Я кивнула. Он и сам знал, что да. Но ему нужно было это услышать.
– Значит, теперь ты моя.
Я открыла рот, чтобы возразить. Чтобы сказать: нет, не твоя, я просто делала свою работу, я не остаюсь, я не прошу ничего. Но он продолжил:
– Ты слишком много видела.
Сказано было спокойно, без нажима. Как будто он обсуждает погоду. Или факт, что в супе мало соли. Но в этих словах не было ни просьбы, ни благодарности. Это не был торг. Это был приговор.
Я выпрямилась, словно от щелчка.
– Я хочу уйти, – произнесла я чётко. – Я сделала всё, что могла. Я не обязана здесь оставаться.
Охрана не шелохнулась.

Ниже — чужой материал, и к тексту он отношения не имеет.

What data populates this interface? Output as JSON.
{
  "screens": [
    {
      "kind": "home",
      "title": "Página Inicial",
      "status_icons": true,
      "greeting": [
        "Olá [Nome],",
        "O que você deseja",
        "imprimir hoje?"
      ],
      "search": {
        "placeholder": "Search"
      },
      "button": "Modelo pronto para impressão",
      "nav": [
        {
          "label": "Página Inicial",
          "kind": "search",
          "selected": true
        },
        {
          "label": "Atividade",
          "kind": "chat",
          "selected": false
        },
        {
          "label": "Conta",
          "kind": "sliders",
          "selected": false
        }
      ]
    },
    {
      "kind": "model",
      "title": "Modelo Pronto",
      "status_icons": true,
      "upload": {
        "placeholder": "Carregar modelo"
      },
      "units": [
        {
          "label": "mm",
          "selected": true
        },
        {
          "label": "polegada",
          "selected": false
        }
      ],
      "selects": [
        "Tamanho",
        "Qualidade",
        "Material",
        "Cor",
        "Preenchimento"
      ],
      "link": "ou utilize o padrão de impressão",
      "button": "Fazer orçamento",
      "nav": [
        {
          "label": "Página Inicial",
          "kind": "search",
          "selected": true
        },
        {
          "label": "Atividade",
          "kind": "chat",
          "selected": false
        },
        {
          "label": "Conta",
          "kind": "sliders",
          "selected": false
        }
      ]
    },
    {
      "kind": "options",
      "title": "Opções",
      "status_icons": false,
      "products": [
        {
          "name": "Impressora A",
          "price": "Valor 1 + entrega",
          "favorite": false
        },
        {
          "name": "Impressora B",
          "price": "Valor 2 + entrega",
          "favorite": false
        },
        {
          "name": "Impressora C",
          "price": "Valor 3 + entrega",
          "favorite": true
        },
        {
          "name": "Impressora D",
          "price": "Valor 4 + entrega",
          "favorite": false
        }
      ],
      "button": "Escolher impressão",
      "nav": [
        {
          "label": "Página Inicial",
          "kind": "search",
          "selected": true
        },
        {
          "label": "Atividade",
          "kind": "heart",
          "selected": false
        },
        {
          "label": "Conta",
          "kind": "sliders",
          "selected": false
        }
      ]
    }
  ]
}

Давид, стоявший у стены, скрестил руки на груди и посмотрел на меня с выражением, в котором не было ничего – ни поддержки, ни насмешки. Только равнодушие.
– Домой. – я уточнила. – Я хочу домой. Сейчас.
Тишина.
Гия даже не приподнялся. Только едва повернул голову в мою сторону. Лицо бледное, губы сухие, глаза всё такие же тёмные – и всё такие же сосредоточенные.